Available for interviews at
European Job Market for Economists (EEA)
Allied Social Science Associations (ASSA)
Macroeconomics. Market Power. Labor Economics. Search Theory.
Jan Eeckhout (Advisor) [email protected]
"How Market Structure shapes Entrepreneurship and Inequality" (Job Market Paper)
The US economy has experienced a secular increase in markups, declining entrepreneurship rates and increasing inequality since the 1980's. To reconcile with these secular trends, this paper proposes a theory of entrepreneurial choice with strategic competition among heterogeneous agents. Agents' decision to become either an entrepreneur or a worker is directly shaped by their competitors. Quantification of the model between 1988 and 2018 reveals that a less competitive market structure, increasing fixed costs and more dispersed technology can reconcile with these trends. Viewed through the lens of the model, the primary factor underlying these secular changes is the increasing dominance of highly productive entrepreneurs who actively discourage the entry of other productive agents, resulting in fewer entrepreneurs, higher markups and rising income inequality.

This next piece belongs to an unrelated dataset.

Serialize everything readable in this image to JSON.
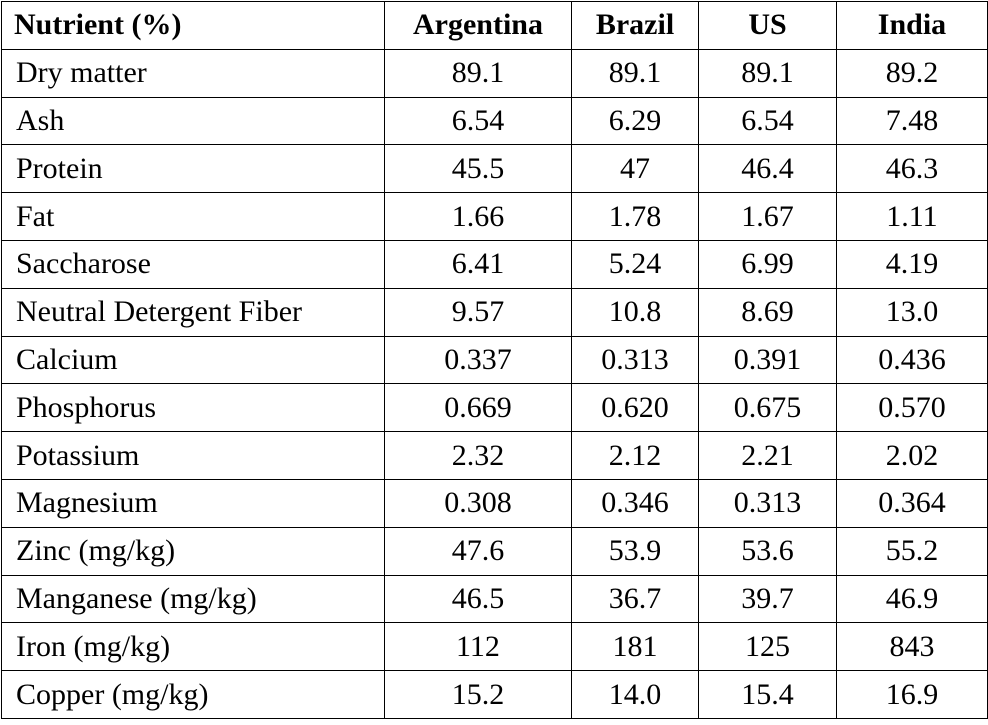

Publications / Forthcoming
“Market Power and Wage Inequality" (with J. Eeckhout, A. Patel and L. Warren)
Forthcoming at Econometrica
We propose a theory of how market power affects wage inequality. We ask how goods and labor market power jointly determine the level of wages, the Skill Premium, and wage inequality. We then use detailed microdata from the US Census Bureau between 1997 and 2016 to estimate the parameters of labor supply, technology and the market structure. We find that a less competitive market structure lowers the average wage of high-skilled workers by 11.3%, and of low-skilled workers by 12.2%, contributes 8.1% to the rise in the Skill Premium and accounts for 54.8% of the increase in between-establishment wage variance.
"What drives Wage Stagnation: Monopsony or Monopoly? (with J. Eeckhout, A. Patel and L. Warren)
Journal of the European Economic Association, 20 (6), 2022, 2181–2225
Wages for the vast majority of workers have stagnated since the 1980s while, productivity has grown. We investigate two coexisting explanations based on rising market power: (1) monopsony, where dominant firms exploit the limited mobility of their own workers to pay lower wages; and (2) monopoly, where dominant firms charge too high prices for what they sell, which lowers production and the demand for labor, and hence equilibrium wages economy-wide. Using establishment data from the US Census Bureau between 1997 and 2016, we find evidence of both monopoly and monopsony, where the former is rising over this period and the latter is stable. Both contribute to the decoupling of productivity and wage growth, with monopoly being the primary determinant: In 2016, monopoly accounts for 75% of wage stagnation, monopsony for 25%.